Today, with many such challenges behind him, Billy says, “I wouldn’t trade it for anything else.”

Billy attended Northwest Lineman’s College—one of numerous private schools throughout the country that prepares students for linework. Another option is VOLTA, operated by the Northwest Line Joint Apprenticeship Training Committee.

Private schools do not offer apprenticeships, but graduating students seeking an entry-level ticket are considered to have a head start on candidates who have not had that education or other work in the field.

Ben Feliz, emergency coordination manager with Clark Public Utilities in Vancouver, Washington, favors line colleges not only for the training, but to weed out those who may not understand the requirements of the trade.

“If someone puts out the effort and money to go to the college, they’ve got skin in the game,” says Ben, whose son is a line college graduate and now a journeyman. “They’ve made the commitment. If you just compare someone who comes off the street you don’t know to someone who has completed an education, they have a head start.”

Chad Black, general manager of Raft River Electric, also favors line school—in part because it gives the candidate an overview of what the work is like. For some, that’s not an encouraging look, he says.

“They figure out they are not that interested in it,” Chad says. “It’s demanding. You’re in foul weather and working holidays. I used to be an advocate of just going out and getting a job with a contractor, but I think the line college really gives them an advantage. If nothing else, it solidifies their commitment to the trade.”

Aside from line school, those pursuing a career in linework might hire on at a utility or construction company, which generally sends its apprentices through a program, such as the JATC, for training.

In the Pacific Northwest, training includes online and in-person classes, as well as three sessions of hands-on training at Camp Rilea in Warrenton, Oregon, where apprentices practice basic skills such as climbing, distribution, transmission hot sticking, and safety protocols and guidelines.
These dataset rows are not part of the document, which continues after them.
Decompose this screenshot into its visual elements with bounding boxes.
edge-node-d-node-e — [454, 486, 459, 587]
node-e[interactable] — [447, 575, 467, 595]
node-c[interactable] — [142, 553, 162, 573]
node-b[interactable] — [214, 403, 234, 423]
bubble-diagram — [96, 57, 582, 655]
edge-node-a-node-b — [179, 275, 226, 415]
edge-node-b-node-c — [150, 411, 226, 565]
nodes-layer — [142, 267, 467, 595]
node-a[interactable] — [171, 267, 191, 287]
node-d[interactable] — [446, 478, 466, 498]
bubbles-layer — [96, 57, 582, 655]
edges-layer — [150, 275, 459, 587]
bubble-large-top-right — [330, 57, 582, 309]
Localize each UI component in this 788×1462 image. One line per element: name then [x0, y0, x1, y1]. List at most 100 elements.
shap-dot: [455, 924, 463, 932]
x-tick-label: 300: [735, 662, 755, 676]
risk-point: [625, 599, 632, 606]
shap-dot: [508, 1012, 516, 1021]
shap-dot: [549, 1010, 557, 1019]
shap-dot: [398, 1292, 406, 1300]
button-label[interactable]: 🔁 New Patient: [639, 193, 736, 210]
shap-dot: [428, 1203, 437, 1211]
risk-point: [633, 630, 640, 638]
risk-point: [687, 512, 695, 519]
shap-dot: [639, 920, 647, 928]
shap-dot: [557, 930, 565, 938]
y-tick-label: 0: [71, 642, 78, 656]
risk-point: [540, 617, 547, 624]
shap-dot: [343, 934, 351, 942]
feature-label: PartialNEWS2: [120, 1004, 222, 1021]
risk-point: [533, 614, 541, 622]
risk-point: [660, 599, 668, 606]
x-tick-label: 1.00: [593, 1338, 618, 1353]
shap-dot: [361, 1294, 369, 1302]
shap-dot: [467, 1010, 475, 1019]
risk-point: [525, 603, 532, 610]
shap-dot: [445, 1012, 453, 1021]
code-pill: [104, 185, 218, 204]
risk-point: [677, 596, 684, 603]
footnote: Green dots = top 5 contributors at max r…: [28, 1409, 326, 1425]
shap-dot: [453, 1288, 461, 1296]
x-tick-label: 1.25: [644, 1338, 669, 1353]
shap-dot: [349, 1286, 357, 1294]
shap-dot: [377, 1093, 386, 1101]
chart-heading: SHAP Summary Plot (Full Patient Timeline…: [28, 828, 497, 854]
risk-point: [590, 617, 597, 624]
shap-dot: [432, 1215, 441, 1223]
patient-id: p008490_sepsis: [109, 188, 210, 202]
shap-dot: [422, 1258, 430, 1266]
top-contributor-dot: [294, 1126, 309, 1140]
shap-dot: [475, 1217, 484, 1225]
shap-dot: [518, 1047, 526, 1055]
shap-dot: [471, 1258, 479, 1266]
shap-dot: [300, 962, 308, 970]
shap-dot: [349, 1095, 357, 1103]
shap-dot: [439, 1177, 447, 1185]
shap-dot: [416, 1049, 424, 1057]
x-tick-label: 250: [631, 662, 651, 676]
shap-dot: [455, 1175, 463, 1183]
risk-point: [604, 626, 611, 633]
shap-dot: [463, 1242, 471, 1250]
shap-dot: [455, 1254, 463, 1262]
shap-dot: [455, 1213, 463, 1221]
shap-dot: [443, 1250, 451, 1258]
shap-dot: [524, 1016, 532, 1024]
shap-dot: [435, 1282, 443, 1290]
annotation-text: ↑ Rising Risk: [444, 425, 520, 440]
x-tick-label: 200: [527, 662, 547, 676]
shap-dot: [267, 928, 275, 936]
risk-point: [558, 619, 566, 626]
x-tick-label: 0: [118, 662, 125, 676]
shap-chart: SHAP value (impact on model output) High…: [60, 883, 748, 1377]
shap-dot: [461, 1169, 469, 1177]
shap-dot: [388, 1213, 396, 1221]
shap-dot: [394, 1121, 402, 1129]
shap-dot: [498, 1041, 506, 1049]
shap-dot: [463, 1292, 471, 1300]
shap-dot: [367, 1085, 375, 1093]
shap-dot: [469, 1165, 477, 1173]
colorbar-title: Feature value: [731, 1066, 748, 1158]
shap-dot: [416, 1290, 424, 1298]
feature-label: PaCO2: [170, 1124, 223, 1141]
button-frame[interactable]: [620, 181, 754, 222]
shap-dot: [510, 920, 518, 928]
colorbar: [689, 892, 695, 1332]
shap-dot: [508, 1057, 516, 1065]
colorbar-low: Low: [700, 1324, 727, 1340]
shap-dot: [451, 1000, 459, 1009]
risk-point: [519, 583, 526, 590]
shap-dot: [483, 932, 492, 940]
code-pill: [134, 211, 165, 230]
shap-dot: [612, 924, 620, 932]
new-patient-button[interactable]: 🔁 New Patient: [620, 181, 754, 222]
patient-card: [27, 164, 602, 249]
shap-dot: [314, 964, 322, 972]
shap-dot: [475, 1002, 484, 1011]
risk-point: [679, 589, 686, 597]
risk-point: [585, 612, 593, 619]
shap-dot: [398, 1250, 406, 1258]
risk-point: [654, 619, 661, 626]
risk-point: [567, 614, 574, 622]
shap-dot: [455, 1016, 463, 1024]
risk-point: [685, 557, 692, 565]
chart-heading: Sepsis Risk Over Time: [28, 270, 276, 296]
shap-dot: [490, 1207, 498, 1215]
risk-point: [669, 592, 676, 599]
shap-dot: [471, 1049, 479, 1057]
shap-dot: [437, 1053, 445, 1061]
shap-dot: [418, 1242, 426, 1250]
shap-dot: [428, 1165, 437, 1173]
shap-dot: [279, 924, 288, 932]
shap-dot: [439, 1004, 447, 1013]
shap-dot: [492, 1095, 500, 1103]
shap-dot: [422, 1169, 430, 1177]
Camp Rilea sessions span 10 days, with room and board provided. Apprentices earn raises as they progress through the program. Generally, they are required to complete about 7,000 hours of training. Once an apprentice completes the training, they take a test to earn their journeyman ticket.

A journeyman can earn about $54 an hour under the Northwest Line agreement, according to Claudia Repman, administrative operations manager with the NW Line JATC. With benefits and overtime, earnings quickly add up.

But the job isn’t for everyone.

“The reason you become a lineman is because you like the trade, you like the work,” Ben says. “It’s a rewarding career. There’s nothing more valuable than turning someone’s power on and reaping the reward from that.”

Bo Green, now a journeyman lineman in Reedsport, Oregon, with Central Lincoln PUD, got into the trade via an apprenticeship through JATC.

Originally from Idaho, Bo was working as a groundman on a construction job in Texas when he flew to Portland to interview with JATC. He made the cut and has been a journeyman for six years.

For those set on a career in the trade, Bo encourages persistence and a good attitude.

“It’s kind of tough to get your foot in the door,” he says, “but it’s also hard to find guys nowadays that have a good work ethic and can be taught. A lot of the guys, they see the money that can be made. That draws a lot of people to it. But you have to be tough—mentally strong. You miss the kids’ birthdays, you miss Christmas. That’s hard. There’s a reason we love it, too. We provide for our families. Our families have never gone without. But you’ve got to have grit.”